Sararıp solmak üzre yapraklar

Bana mesken olunca topraklar

Beni şâd et Şadiye’m başın için

Hep neşeli ortamlarda el çırparak söylenen bu türküde aslında Suat Bey ve Şadiye Hanım’ın hüzünlü aşkı anlatılır… Şadiye zengin bir ailenin kızıdır. Suat ise fakir bir gençtir. Kader ikisini bir yaz Ada’da buluşturur ve birbirlerine âşık olurlar. Fakat babası, kızını Suat Bey’e vermek istemez. Kış geldiğinde Şadiye ve ailesi Ada’dan ayrılır. Suat ise Ada’da kalır ve sahilde hep Şadiye’nin ona geleceği günü bekler.

Bu arada mektuplarla haberleşmeye devam ederler. Fırtınalı bir akşam Suat bu özleme dayanamaz ve kendini denizin azgın sularına bırakır. Ertesi sabah, fırtına nedeni ile gelemeyen tekneden Suat’a bir mektup gelir, bu Şadiye’nin mektubudur. Mektupta Şadiye “Suat, babamı nihayet evlenmemize ikna ettim, gelip beni ailemden isteyebilirsiniz.” yazıyordur.

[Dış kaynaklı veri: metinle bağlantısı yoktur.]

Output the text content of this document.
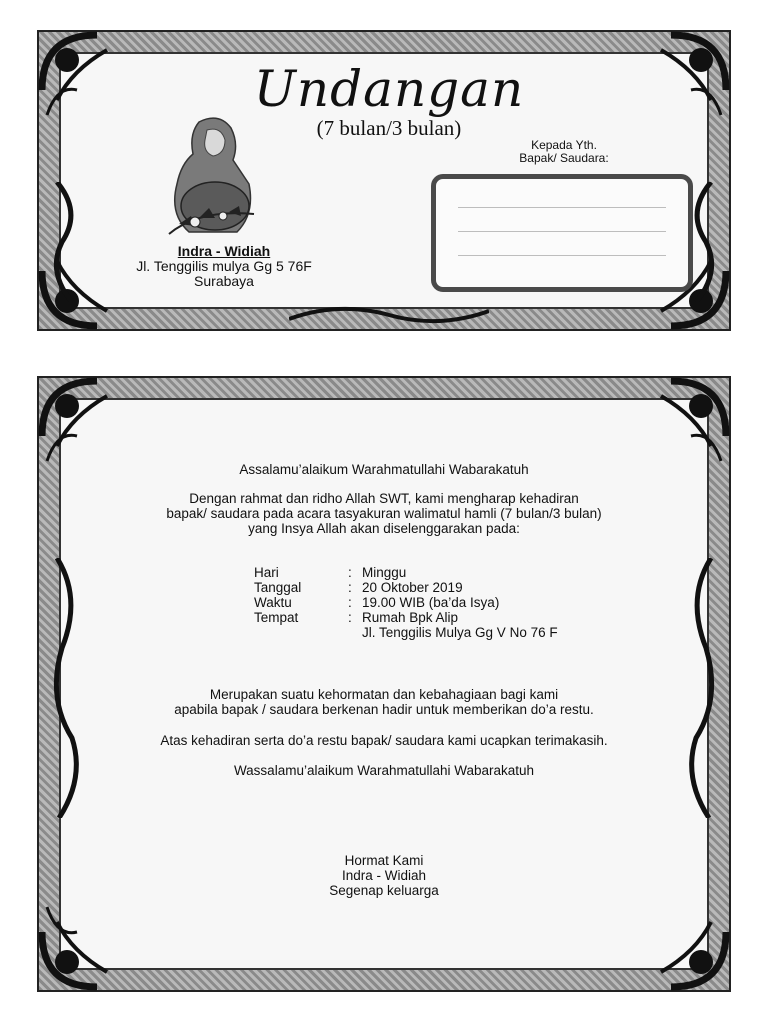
Undangan
(7 bulan/3 bulan)
Indra - Widiah
Jl. Tenggilis mulya Gg 5 76F
Surabaya
Kepada Yth.
Bapak/ Saudara:
Assalamu’alaikum Warahmatullahi Wabarakatuh
Dengan rahmat dan ridho Allah SWT, kami mengharap kehadiran
bapak/ saudara pada acara tasyakuran walimatul hamli (7 bulan/3 bulan)
yang Insya Allah akan diselenggarakan pada:
Hari	: Minggu
Tanggal	: 20 Oktober 2019
Waktu	: 19.00 WIB (ba’da Isya)
Tempat	: Rumah Bpk Alip
Jl. Tenggilis Mulya Gg V No 76 F
Merupakan suatu kehormatan dan kebahagiaan bagi kami
apabila bapak / saudara berkenan hadir untuk memberikan do’a restu.
Atas kehadiran serta do’a restu bapak/ saudara kami ucapkan terimakasih.
Wassalamu’alaikum Warahmatullahi Wabarakatuh
Hormat Kami
Indra - Widiah
Segenap keluarga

Bir Bahar Akşamı Rastladım Size

***

Bir bahar akşamı rastladım size

Sevinçli bir telaş içindeydiniz

Derinden bakınca gözlerinize

Neden başınızı öne eğdiniz?

İçimde uyanan eski bir arzu

Dedi ki yıllardır aradığın bu

Şimdi soruyorum büküp boynumu

Daha önceleri neredeydiniz?

Fuat Edip, gençliğinde rüyasında çok güzel bir kız görür ve o kıza gönlünü kaptırır. Yıllarca o kızı bulma hayaliyle yanıp tutuşur. Ailesi ona baskı kurar ve zorla evlendirilir. Bir bahar akşamı Fuat Edip’in yolu, Çamlıca Kız Lisesi’nin önünden geçer. Okulun dağıldığı sırada şairimizin gözüne bir kız ilişir. Bu kız, yıllar önce rüyasında gördüğü kızdır.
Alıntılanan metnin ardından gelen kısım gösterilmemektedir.